Lori Glaze, director of planetary science at NASA, agreed, saying the DART mission shows "we're embarking on a new era of humankind, an era in which we potentially have the capability to protect ourselves from something like a dangerous asteroid impact."

Images from DART's camera as it closed in on the double asteroid Didymos and its small moonlet Dimorphos. NASA

"What an amazing thing!" she said. "We've never had that capability before."

A small Italian hitchhiker spacecraft known as LICIACube, released from DART earlier this month, attempted to photograph the collision and the debris blasted back out into space, but those images were stored on board and will be relayed back to Earth later.

The Virtual Telescope Project, which offers time on robotic telescopes to professional and amateur astronomers alike, posted views of the double asteroid during the impact that showed a dramatic brightening from presumed clouds of rock and dust blown into space around Dimorphos.

"Planetary defense is a globally unifying effort that affects everyone living on Earth," NASA science chief Thomas Zurbuchen said in a statement. "Now we know we can aim a spacecraft with the precision needed to impact even a small body in space. Just a small change in its speed is all we need to make a significant difference in the path an asteroid travels."

The Didymos-Dimorphos double asteroid system offered an ideal planetary defense test bed because the moonlet's orbit carries it directly in front of and then behind Didymos as viewed from Earth, allowing scientists on Earth to precisely measure slight changes in the combined reflected light from both asteroids.

The white trace shows the current 11-hour 55-minute orbit of the target asteroid Dimorphos while the blue line shows how the orbit might be altered by the force of the DART spacecraft's 14,000-mph impact. Researchers say the collision could shorten the orbital period by about 10 minutes. NASA

By timing how the light dims and brightens, researchers have calculated how long it takes Dimorphos to complete one orbit — 11 hours and 55 minutes— and post-impact observations will allow them to determine what effect DART might have had.

Researchers expect the crash to shorten the asteroid's orbital period by about 10 minutes, but it will take a few days to a few weeks for telescopes around the world and in space, including the Hubble and James Webb space observatories, to make the measurements needed to nail down the number.

"The double asteroid redirection test is a test," said Tom Statler, the DART program scientist. "We're doing this test when we don't need to, on an asteroid that isn't a danger, just in case we ever DO need to and we discover an asteroid that IS a danger."

He said the DART mission has two primary objectives, the first being a test "of our ability to build an autonomously guided spacecraft that will actually achieve the kinetic impact on the asteroid."

Dimorphos and Didymos to scale with familiar landmarks on Earth. NASA

"The second is a test of how the actual asteroid responds to the kinetic impact," he said. "Because at the end of the day, the real question is, how effectively did we move the asteroid, and can this technique of kinetic impact be used in the future if we ever needed to?"
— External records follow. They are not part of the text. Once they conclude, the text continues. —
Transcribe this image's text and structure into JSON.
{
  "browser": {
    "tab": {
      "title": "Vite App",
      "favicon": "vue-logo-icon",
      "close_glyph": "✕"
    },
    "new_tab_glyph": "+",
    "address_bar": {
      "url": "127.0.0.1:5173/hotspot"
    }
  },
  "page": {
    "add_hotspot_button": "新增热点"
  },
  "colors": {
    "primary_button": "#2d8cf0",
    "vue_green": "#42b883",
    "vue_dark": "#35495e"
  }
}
Unlike Hollywood thrillers like "Armageddon" and "Deep Impact," which imagined piloted flights carrying nuclear bombs to deflect or destroy their targets, DART's goal is much simpler and much less destructive.
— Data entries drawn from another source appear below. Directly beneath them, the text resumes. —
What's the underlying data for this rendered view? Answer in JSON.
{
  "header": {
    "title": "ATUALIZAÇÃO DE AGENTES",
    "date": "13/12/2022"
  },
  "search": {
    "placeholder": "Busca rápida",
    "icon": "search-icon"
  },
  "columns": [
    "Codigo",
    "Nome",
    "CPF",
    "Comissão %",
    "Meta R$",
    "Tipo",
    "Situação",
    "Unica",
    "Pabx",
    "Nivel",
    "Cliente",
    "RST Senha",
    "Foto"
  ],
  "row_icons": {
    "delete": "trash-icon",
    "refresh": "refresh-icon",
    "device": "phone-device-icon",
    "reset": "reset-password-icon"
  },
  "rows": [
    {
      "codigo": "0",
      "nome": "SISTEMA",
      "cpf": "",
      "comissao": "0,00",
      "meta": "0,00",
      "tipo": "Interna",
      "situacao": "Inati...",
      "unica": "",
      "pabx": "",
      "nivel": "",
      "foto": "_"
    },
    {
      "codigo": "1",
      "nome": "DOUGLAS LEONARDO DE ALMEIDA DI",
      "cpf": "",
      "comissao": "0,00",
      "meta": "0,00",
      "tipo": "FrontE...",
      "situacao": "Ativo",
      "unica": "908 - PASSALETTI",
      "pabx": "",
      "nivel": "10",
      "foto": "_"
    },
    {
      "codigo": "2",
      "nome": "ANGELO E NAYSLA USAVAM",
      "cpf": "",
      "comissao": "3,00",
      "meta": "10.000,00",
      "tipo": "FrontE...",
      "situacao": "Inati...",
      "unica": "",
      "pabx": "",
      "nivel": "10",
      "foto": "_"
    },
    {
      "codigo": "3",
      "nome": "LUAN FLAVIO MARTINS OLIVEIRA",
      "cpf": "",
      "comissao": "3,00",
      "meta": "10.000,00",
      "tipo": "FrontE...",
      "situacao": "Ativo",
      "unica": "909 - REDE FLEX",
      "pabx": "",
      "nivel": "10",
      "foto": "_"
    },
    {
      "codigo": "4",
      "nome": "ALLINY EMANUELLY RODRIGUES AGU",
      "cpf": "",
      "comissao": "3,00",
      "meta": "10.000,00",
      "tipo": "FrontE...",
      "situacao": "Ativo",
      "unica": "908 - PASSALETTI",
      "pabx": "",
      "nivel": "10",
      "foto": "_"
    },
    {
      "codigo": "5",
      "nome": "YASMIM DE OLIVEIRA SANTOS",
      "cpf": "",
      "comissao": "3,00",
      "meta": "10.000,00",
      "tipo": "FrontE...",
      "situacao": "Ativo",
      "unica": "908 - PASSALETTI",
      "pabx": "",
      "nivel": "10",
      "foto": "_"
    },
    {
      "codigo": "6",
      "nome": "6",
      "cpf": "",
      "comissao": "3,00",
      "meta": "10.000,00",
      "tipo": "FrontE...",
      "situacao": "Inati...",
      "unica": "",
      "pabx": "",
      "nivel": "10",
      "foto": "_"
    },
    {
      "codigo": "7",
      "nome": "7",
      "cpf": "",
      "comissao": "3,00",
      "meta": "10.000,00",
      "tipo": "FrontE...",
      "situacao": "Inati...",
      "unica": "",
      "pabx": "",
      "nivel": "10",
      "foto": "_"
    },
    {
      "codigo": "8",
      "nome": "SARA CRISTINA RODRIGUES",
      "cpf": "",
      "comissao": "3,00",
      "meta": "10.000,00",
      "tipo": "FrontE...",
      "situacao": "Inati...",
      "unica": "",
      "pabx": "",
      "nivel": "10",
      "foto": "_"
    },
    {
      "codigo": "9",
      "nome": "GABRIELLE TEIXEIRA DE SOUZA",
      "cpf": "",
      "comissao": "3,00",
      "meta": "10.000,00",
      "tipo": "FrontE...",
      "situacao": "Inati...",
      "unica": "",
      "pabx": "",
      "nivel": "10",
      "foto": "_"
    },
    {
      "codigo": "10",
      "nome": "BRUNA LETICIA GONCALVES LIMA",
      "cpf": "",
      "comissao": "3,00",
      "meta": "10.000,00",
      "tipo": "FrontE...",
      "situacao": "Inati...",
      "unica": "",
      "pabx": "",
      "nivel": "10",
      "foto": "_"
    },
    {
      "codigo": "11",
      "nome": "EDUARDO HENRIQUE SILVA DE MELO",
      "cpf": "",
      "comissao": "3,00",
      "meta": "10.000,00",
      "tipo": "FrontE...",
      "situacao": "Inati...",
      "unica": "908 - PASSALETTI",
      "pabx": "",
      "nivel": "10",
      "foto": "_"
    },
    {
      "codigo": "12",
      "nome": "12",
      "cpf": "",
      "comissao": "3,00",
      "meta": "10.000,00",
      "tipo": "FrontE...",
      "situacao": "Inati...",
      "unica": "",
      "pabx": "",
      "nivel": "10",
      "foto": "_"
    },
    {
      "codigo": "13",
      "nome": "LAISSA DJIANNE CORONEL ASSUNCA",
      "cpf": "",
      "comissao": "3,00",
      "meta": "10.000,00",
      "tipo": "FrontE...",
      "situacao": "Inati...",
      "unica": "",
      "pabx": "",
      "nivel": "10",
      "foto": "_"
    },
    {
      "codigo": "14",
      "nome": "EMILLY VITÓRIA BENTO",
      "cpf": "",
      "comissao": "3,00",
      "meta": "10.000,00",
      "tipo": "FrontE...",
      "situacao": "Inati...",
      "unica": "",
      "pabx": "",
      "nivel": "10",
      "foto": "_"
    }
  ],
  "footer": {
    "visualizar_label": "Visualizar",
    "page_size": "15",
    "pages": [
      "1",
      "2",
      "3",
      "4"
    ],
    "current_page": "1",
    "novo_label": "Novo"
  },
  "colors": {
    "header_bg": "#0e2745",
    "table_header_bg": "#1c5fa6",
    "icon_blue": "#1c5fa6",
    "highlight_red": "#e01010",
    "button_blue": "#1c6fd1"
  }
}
While nuclear devices might be a last resort in some future armageddon-class scenario, deflection, not destruction, would still be the goal.
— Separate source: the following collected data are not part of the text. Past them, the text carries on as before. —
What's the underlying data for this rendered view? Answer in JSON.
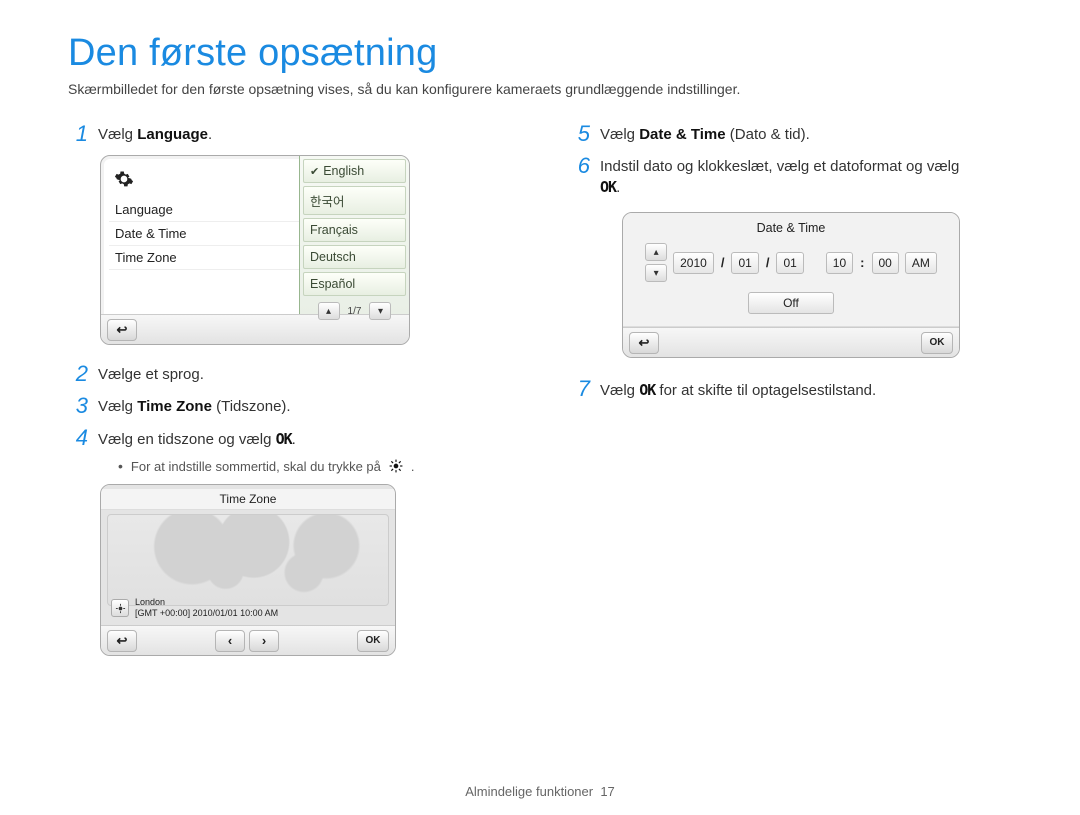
{
  "page": {
    "title": "Den første opsætning",
    "subtitle": "Skærmbilledet for den første opsætning vises, så du kan konfigurere kameraets grundlæggende indstillinger.",
    "footer_section": "Almindelige funktioner",
    "footer_page": "17"
  },
  "left_steps": {
    "s1_num": "1",
    "s1_pre": "Vælg ",
    "s1_bold": "Language",
    "s1_post": ".",
    "s2_num": "2",
    "s2_text": "Vælge et sprog.",
    "s3_num": "3",
    "s3_pre": "Vælg ",
    "s3_bold": "Time Zone",
    "s3_post": " (Tidszone).",
    "s4_num": "4",
    "s4_pre": "Vælg en tidszone og vælg ",
    "s4_ok": "OK",
    "s4_post": ".",
    "s4_bullet": "For at indstille sommertid, skal du trykke på"
  },
  "right_steps": {
    "s5_num": "5",
    "s5_pre": "Vælg ",
    "s5_bold": "Date & Time",
    "s5_post": " (Dato & tid).",
    "s6_num": "6",
    "s6_pre": "Indstil dato og klokkeslæt, vælg et datoformat og vælg ",
    "s6_ok": "OK",
    "s6_post": ".",
    "s7_num": "7",
    "s7_pre": "Vælg ",
    "s7_ok": "OK",
    "s7_post": " for at skifte til optagelsestilstand."
  },
  "lang_screen": {
    "left_items": [
      "Language",
      "Date & Time",
      "Time Zone"
    ],
    "options": [
      "English",
      "한국어",
      "Français",
      "Deutsch",
      "Español"
    ],
    "selected_index": 0,
    "pager": "1/7"
  },
  "tz_screen": {
    "title": "Time Zone",
    "city": "London",
    "line2": "[GMT +00:00] 2010/01/01 10:00 AM"
  },
  "dt_screen": {
    "title": "Date & Time",
    "year": "2010",
    "mon": "01",
    "day": "01",
    "hour": "10",
    "min": "00",
    "ampm": "AM",
    "off": "Off",
    "ok": "OK"
  }
}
"You just don't want to blow it up, because that doesn't change the direction of all the material," Lindley Johnson, NASA's "planetary defense" officer, told CBS News before DART's launch last November. "It's still coming at you, it's just buckshot instead of a rifle ball."

"What you want to do is just change the speed at which this is all moving by just a bit. Over time, that will change the position of the asteroid and its orbit."